Real-time images of the heart acquired at diastole and systole at different temporal resolutions [184].

3.3. Tracking and motion modeling

In addition to MR imaging and reconstruction, a real-time measure of tumor position is required in order to update the MLC, or to gate the dose delivery. The most straightforward approach is to derive the position information directly from the MR image. Often used in this case is autocontouring, in which the tumor or organ is automatically delineated [202], [203], [204], [205], [206], [207], [208], [209], [210]. Alternative methods include template matching, in which a template shape, for example of an organ or tumor, is located on the dynamic MR images [175], [177], [211], [212], artificial neural networks [175], [178] and non-rigid image registration [157]. Although this approach to tumor position determination is robust [213], the limitation of these approaches is that motion can only be derived in-plane.

More advanced tumor tracking methods aim to model the tumor or organ motion to predict 3D motion or to account for system latency that would delay updates to the MLC. A motion model may be constructed from 4D MR or CT images, which can be acquired before therapy and the image data binned according to a measurement of the breathing cycle. As model input, 2D real-time images can be used to estimate 3D motion [214], [215], [216], [217], [218], [219], to overcome slow MR image acquisitions [220] or system latencies using filters [221], [222] or artificial neural networks [223], [224].

4. Future role of MRI in radiation oncology

Radiotherapy has been a part of cancer treatment for the last 100 years, and has constantly evolved as new technologies and scientific understanding have emerged. The introduction of linear accelerators in the 1950s [225] allowed for higher energies and better collimation compared to the previously used radium and cobalt sources. With the introduction of computed tomography (CT) in the 1970s 3D treatment planning became possible and therefore the possibility to perform 3D dose delivery.
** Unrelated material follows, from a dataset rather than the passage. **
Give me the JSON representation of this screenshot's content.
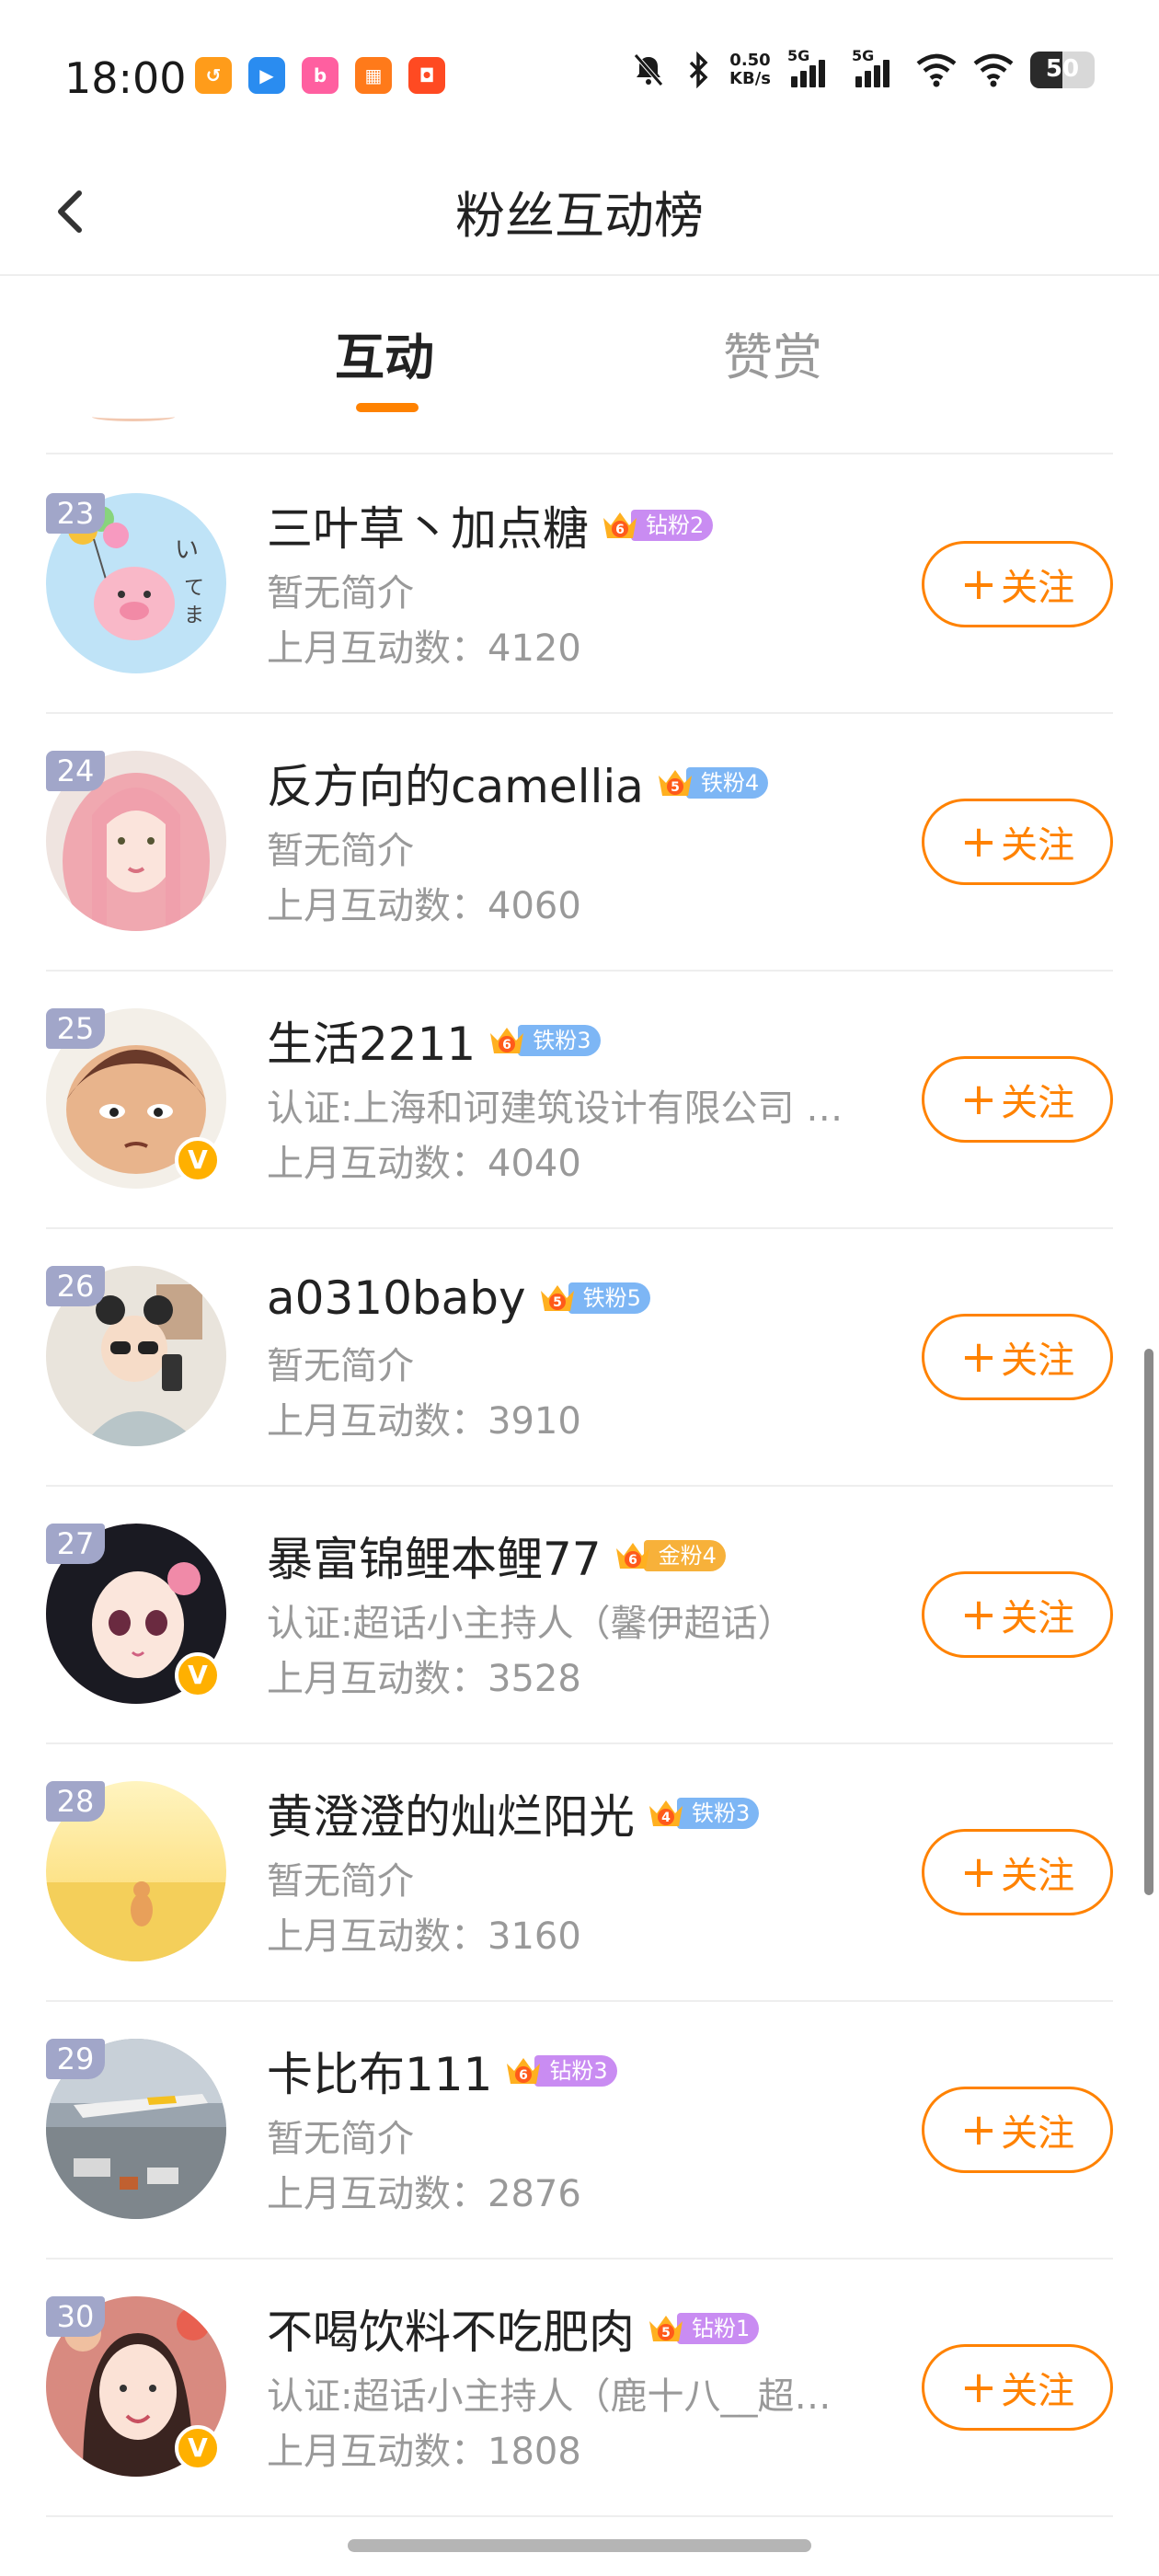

The introduction of PET and MRI in the 1980s allowed for additional anatomical and functional information to be incorporated into treatment planning as well as valuable information on tumor response to be collected for updating the treatment regimen.

In recent years, improvements in MRI technology and computing hardware have impacted the radiotherapy workflow and provided new capabilities for refining patient care. As MRI moves toward higher field strengths, imaging of tumor mircoenvironment and metabolism comes closer to being a clinical reality; additionally, the increased spatial resolution allows for visualization of finer anatomical structures. Initial studies investigating the applications of UHF MRI for radiation treatment planning and measuring treatment response have been conducted with promising results. As another important step, MRI is now being incorporated directly into radiotherapy treatment, enabling hybrid MR-Linac systems that can simultaneously track and irradiate tumors. These developments have the potential to dramatically change how tumors in the thorax and abdomen are treated.

The role of MRI promises to increase over the coming years. If the clinical efficacy of these new techniques is proven, such approaches can be translated into the clinical routine, with the potential to strongly impact the outcome of radiotherapy treatments.

Conflict of interest

The authors declared that there is no conflict of interest.